73      Premièrement, il est notoire que, avant l’année 2012, à savoir celle du dépôt de la demande d’enregistrement de la marque contestée, les « objets intelligents » tels que les smartphones étaient déjà fréquemment utilisés. Comme le soutient l’EUIPO, le smartphone lancé par la société Apple date de l’année 2007. D’autre part, au point 19 de la décision attaquée, la chambre de recours n’a fait que confirmer le constat fait par la division d’annulation selon lequel le terme « smart » se comprenait comme une « imitation de l’intelligence humaine à l’aide de procédé informatique ». Or, pour arriver à un tel constat, la division d’annulation s’était fondée à la fois sur les définitions du dictionnaire, sur un ensemble de publications ainsi que sur des décisions de l’EUIPO antérieures au dépôt de la demande d’enregistrement de la marque contestée. À cet égard, il importe de relever que, au point 34 de ladite décision, cette chambre a souligné que les références faites par la requérante « à la date de dépôt comme date de référence » ne jouaient pas en sa faveur, que les définitions du dictionnaire étaient les mêmes depuis la date de dépôt de la demande d’enregistrement de la marque contestée et que la signification des termes concernés n’avait jamais changé et avait toujours été comprise par le public depuis le début.

74      Deuxièmement, le constat que l’élément verbal « smart » serait également compris dans le sens d’un objet « chic et tendance » trouve son fondement dans la définition issue d’un extrait du dictionnaire en ligne Collins antérieur à la date de dépôt de la demande d’enregistrement de la marque contestée, présentée par l’intervenante lors de la procédure devant la division d’annulation, auquel la chambre de recours fait indirectement référence au point 34 de la décision attaquée.
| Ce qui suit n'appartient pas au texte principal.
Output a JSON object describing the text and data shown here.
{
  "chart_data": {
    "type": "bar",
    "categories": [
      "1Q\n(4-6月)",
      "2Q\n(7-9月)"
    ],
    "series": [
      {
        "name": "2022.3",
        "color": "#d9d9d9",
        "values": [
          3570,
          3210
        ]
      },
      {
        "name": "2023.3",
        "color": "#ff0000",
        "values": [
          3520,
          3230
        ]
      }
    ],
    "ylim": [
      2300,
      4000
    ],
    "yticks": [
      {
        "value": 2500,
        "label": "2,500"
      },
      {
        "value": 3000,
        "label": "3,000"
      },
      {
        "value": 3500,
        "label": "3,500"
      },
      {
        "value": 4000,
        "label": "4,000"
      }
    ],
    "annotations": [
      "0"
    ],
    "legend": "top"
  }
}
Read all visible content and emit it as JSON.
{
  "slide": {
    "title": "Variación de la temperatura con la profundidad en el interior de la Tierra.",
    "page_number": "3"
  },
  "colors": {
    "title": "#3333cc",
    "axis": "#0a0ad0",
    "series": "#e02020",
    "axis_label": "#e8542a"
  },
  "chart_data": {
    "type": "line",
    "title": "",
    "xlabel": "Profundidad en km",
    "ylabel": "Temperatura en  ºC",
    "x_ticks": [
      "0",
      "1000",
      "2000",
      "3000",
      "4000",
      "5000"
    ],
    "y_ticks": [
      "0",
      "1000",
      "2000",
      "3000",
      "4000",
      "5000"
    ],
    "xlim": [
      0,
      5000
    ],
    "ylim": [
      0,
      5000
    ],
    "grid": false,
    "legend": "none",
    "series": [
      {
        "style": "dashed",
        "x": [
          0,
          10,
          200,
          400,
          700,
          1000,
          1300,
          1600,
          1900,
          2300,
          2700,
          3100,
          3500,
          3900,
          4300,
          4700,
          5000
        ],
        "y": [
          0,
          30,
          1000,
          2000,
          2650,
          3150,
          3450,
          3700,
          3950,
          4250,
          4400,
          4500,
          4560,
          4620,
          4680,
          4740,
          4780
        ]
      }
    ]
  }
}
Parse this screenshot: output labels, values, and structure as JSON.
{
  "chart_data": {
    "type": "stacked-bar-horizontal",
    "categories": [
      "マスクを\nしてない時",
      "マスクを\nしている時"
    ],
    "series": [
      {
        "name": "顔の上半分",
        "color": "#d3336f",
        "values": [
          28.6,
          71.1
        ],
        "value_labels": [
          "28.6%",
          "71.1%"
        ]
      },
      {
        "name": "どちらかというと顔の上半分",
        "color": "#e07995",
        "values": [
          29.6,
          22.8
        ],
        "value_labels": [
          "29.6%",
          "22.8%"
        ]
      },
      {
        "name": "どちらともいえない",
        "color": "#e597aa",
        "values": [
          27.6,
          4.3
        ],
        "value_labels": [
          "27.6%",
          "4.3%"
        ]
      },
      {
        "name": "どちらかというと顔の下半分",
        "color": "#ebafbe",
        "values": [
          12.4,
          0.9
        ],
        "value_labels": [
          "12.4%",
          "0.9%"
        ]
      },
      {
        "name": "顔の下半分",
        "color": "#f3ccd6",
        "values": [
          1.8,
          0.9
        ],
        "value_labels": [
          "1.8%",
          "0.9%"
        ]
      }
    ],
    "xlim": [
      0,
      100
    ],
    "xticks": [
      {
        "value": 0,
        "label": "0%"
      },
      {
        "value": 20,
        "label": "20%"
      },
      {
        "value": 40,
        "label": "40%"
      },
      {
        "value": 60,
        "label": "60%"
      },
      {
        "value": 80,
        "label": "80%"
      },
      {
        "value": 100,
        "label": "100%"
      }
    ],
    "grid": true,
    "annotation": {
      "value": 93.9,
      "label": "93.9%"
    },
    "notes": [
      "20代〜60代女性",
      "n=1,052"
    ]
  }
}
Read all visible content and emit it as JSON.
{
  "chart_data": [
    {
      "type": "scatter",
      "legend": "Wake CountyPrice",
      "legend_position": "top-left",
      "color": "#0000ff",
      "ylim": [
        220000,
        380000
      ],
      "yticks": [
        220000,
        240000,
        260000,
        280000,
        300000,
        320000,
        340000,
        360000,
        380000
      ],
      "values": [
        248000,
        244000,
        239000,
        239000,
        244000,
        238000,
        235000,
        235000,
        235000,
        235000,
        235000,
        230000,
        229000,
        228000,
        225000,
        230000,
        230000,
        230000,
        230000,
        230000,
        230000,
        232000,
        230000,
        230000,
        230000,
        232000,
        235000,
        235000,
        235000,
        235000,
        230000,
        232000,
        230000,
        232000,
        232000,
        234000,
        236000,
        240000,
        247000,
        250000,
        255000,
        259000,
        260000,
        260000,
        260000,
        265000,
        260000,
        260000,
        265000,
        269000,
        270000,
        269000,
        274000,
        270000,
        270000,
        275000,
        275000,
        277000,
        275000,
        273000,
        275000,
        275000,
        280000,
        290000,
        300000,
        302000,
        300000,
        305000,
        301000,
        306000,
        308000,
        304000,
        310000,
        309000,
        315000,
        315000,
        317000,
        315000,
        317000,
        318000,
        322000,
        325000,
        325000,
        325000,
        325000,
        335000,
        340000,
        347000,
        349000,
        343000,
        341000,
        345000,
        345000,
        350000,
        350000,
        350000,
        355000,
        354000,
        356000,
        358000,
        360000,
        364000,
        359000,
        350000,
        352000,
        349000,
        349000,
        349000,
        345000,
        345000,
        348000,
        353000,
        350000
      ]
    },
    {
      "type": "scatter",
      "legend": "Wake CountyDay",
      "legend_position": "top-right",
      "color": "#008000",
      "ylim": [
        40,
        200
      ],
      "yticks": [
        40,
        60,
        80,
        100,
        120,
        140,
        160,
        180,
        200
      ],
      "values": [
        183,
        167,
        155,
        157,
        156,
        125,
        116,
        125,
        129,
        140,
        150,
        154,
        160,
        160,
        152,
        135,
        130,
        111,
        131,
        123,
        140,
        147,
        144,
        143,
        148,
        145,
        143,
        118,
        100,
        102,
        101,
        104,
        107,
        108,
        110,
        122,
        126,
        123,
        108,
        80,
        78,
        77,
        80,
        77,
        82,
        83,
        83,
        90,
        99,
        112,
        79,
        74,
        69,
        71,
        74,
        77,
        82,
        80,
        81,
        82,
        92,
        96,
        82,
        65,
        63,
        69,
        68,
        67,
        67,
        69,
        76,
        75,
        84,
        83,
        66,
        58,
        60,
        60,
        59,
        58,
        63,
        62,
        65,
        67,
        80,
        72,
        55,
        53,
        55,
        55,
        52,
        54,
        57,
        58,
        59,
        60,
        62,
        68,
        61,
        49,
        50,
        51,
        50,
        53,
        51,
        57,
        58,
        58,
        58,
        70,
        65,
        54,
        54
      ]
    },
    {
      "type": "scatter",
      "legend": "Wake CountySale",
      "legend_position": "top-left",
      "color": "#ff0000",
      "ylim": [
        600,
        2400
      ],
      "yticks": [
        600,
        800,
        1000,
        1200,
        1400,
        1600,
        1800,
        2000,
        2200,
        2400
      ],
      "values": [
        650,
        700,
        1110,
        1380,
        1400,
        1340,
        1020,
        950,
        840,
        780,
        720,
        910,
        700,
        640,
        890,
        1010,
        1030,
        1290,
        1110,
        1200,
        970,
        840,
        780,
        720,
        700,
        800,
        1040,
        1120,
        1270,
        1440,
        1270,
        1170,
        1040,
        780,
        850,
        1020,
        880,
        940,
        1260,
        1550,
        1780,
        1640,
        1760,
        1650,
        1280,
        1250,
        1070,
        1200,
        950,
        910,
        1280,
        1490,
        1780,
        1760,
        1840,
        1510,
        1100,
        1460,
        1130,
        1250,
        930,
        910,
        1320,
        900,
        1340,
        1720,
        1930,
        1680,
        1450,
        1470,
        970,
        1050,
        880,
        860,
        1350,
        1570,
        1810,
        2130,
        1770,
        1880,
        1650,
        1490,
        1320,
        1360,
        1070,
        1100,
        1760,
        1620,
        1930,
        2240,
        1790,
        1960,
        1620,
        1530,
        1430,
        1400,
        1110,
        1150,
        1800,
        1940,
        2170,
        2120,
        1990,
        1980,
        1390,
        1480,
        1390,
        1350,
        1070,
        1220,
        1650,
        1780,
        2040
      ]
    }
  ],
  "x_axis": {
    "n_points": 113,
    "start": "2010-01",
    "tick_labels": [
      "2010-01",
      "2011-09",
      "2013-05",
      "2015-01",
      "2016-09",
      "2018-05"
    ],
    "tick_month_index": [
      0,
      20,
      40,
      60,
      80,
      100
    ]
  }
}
75      À ce stade, il y a lieu de relever, d’une part, qu’un extrait dictionnaire en ligne constituait en 2012 une source généralement accessible au grand public. Au regard de la jurisprudence citée au point 69 ci-dessus, il doit être considéré que les significations du terme « smart » figurant dans ce dictionnaire pouvaient être connues par des sources généralement accessibles et constituaient donc un fait notoire. D’autre part, la requérante n’a présenté aucun argument visant à remettre en cause les constatations fondées sur les documents de l’intervenante et les décisions de l’EUIPO, quant à la signification des éléments verbaux « smart » et « things ».

76      Il s’ensuit que la chambre de recours n’a commis aucune violation de l’article 95 du règlement 2017/1001 lorsqu’elle a déterminé la perception que le public pertinent avait des éléments verbaux « smart » et « things ».

77      Partant, il convient de rejeter le quatrième moyen.

78      Compte tenu de tout ce qui précède, il y a lieu de rejeter le recours.

 Sur les dépens

79      Aux termes de l’article 134, paragraphe 1, du règlement de procédure du Tribunal, toute partie qui succombe est condamnée aux dépens, s’il est conclu en ce sens. La requérante ayant succombé, il y a lieu de la condamner aux dépens concernant la présente procédure, conformément aux conclusions de l’EUIPO et de l’intervenante.

Par ces motifs,

LE TRIBUNAL (deuxième chambre)

déclare et arrête :

1)      Le recours est rejeté.

2)      smart things solutions GmbH est condamnée à ses propres dépens ainsi qu’à ceux exposés par l’Office de l’Union européenne pour la propriété intellectuelle (EUIPO) et par Samsung Electronics GmbH.

Tomljenović

Škvařilová-Pelzl

Nõmm

Ainsi prononcé en audience publique à Luxembourg, le 15 octobre 2020.

Signatures


*      Langue de procédure : l’anglais.